Alors que les États-Unis s’engagent dans une action militaire contre l’Iran, les observateurs établissent de plus en plus de parallèles avec l’invasion de l’Irak en 2003. Les similitudes sont frappantes : les deux conflits se caractérisent par une domination militaire américaine écrasante associée à des objectifs stratégiques changeants et souvent ambigus, et tous deux sont dirigés par des présidents désireux de crier victoire avant que la stabilité ne soit réellement atteinte.
Dans une récente discussion sur Today, Explained, le journaliste chevronné Dexter Filkins – qui a été correspondant à Bagdad du New York Times – a partagé ses inquiétudes concernant la trajectoire actuelle de l’implication américaine en Iran.
L’illusion de la « mission accomplie »
Un thème central dans la comparaison entre ces deux conflits est l’écart entre succès militaire et stabilité politique. Filkins se souvient du tristement célèbre moment de la « mission accomplie » pendant la guerre en Irak, où le président Bush a déclaré la victoire alors que le pays sombrait dans le chaos.
La distinction entre gagner une bataille et gagner une guerre est essentielle :
– Dominance militaire contre ordre : L’armée américaine est très efficace pour détruire les cibles ennemies et démanteler les régimes. Cependant, détruire un gouvernement ne crée pas automatiquement un État fonctionnel.
– Le vide du pouvoir : En 2003, au moment où les États-Unis sont entrés à Bagdad, l’absence d’un plan d’ordre post-invasion a immédiatement conduit à l’anarchie, au pillage et à l’effusion de sang.
– Le problème de la durabilité : Sans un mécanisme permettant de maintenir l’ordre et de reconstruire les structures sociales, la victoire militaire devient une « cruelle plaisanterie ».
“L’armée américaine est vraiment douée dans ce qu’elle fait, et ce qu’elle fait, c’est détruire ses ennemis. Mais cela ne suffit pas nécessairement pour instaurer une paix juste et durable… et cela permettra, par exemple, aux États-Unis de partir.”
Les retombées régionales et nationales
Les conséquences de la guerre en Irak se sont étendues bien au-delà des frontières de l’Irak, créant une « tempête de feu auto-entretenue » qui a remodelé le Moyen-Orient. Filkins note que l’invasion a agi comme un aimant pour les extrémistes du monde islamique, qui considéraient les États-Unis non pas comme un libérateur, mais comme une force d’occupation.

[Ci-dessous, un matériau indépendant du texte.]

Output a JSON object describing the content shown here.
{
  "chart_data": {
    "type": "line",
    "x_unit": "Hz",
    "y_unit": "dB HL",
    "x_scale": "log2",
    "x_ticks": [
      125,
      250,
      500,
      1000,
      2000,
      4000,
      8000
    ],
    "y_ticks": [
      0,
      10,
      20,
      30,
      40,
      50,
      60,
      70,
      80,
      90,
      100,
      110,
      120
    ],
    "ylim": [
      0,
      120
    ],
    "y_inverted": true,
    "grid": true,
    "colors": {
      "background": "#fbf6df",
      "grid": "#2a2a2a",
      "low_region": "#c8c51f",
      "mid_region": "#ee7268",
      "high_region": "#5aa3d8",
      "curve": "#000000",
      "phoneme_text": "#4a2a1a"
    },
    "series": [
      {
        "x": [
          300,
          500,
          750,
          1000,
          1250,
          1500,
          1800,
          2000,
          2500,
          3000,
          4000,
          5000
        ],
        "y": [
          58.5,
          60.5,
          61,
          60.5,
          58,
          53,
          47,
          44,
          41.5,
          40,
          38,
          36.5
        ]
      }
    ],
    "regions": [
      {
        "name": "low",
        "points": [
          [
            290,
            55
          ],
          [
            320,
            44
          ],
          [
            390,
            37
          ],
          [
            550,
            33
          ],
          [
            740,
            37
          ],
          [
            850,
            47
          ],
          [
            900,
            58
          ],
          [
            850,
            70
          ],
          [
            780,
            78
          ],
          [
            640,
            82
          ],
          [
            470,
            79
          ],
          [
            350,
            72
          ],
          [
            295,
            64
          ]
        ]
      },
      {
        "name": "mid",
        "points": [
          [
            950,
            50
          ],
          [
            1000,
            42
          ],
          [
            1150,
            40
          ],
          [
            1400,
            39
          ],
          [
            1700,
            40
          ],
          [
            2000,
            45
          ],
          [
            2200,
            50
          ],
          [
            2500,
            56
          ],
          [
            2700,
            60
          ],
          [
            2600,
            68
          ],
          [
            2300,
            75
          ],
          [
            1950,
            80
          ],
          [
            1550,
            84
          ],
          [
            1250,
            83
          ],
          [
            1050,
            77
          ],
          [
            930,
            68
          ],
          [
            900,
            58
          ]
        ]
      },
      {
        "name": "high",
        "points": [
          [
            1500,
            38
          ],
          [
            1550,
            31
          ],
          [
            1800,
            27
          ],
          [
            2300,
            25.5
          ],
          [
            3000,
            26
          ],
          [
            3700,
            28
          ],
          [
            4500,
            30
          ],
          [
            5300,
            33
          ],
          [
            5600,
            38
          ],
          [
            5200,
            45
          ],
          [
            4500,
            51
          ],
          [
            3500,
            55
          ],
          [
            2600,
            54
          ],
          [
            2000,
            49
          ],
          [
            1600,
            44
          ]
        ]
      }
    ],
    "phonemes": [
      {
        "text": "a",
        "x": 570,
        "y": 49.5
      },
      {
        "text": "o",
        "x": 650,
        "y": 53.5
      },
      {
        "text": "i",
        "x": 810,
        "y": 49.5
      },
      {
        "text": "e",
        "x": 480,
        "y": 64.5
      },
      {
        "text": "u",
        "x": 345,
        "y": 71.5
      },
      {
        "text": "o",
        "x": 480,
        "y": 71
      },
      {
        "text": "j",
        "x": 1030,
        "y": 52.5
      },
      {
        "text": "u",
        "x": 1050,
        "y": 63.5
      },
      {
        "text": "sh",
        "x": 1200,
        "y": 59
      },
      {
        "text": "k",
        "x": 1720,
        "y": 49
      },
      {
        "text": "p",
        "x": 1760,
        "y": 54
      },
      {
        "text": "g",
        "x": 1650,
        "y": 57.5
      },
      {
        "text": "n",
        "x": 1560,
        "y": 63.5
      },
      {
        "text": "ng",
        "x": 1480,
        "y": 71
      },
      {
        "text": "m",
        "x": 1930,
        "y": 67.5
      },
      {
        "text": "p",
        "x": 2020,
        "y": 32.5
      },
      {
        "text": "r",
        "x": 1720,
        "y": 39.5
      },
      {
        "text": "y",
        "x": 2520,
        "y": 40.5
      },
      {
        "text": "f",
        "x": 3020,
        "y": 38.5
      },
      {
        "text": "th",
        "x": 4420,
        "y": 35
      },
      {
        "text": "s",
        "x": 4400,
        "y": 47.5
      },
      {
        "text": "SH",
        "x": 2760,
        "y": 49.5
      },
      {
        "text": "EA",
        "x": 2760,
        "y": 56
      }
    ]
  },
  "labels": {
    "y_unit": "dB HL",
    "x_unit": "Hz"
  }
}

Sur le plan intérieur, la guerre en Irak a laissé une profonde cicatrice dans la psyché américaine. L’incapacité à trouver des armes de destruction massive (ADM) a suscité un profond sentiment de trahison au sein de l’opinion publique. Cette perte de confiance dans les renseignements et le leadership du gouvernement a créé un scepticisme durable quant aux justifications de l’intervention étrangère.
Préoccupations parallèles dans le conflit iranien
En examinant la situation actuelle en Iran, Filkins identifie plusieurs schémas troublants qui reflètent les premières années de la guerre en Irak :
- Justifications ambiguës : Tout comme lors des préparatifs de la guerre en Irak, il existe un manque de clarté perçu concernant les objectifs ultimes de l’administration actuelle. Le président Trump a fourni diverses justifications au conflit, ce qui complique le mandat démocratique de guerre.
- Coûts humanitaires : La réalité de la guerre moderne comprend des pertes civiles tragiques, comme les récents rapports faisant état d’attentats à la bombe dans des écoles. Bien qu’il s’agisse de risques inhérents au conflit, ils alourdissent le fardeau moral et politique de la guerre.
- Le risque de « guerres éternelles » : On craint de plus en plus que les États-Unis n’entrent à nouveau dans un cycle d’intervention sans stratégie de sortie claire, ce qui pourrait conduire à une déstabilisation régionale à long terme.
Regard vers l’avenir : la recherche d’une sortie
Alors que la situation en Iran semble profondément préoccupante, l’attention se déplace de la manière dont la guerre a commencé vers la manière dont elle pourrait se terminer. Selon Filkins, l’objectif principal des décideurs politiques doit être une résolution qui évite une catastrophe économique mondiale.
L’une des priorités clés est de garantir que le détroit d’Ormuz reste ouvert afin d’éviter une récession mondiale. L’objectif ultime est une « sortie » qui évite de laisser le Moyen-Orient dans un état de chaos encore plus grand que celui actuellement envisagé.
Conclusion : La principale leçon de la guerre en Irak est que la puissance militaire peut démanteler un régime, mais qu’elle ne peut pas, à elle seule, construire une paix durable. Alors que les États-Unis affrontent le conflit en Iran, le défi reste de trouver une voie vers la stabilité qui évite le cycle de l’anarchie et de l’occupation à long terme.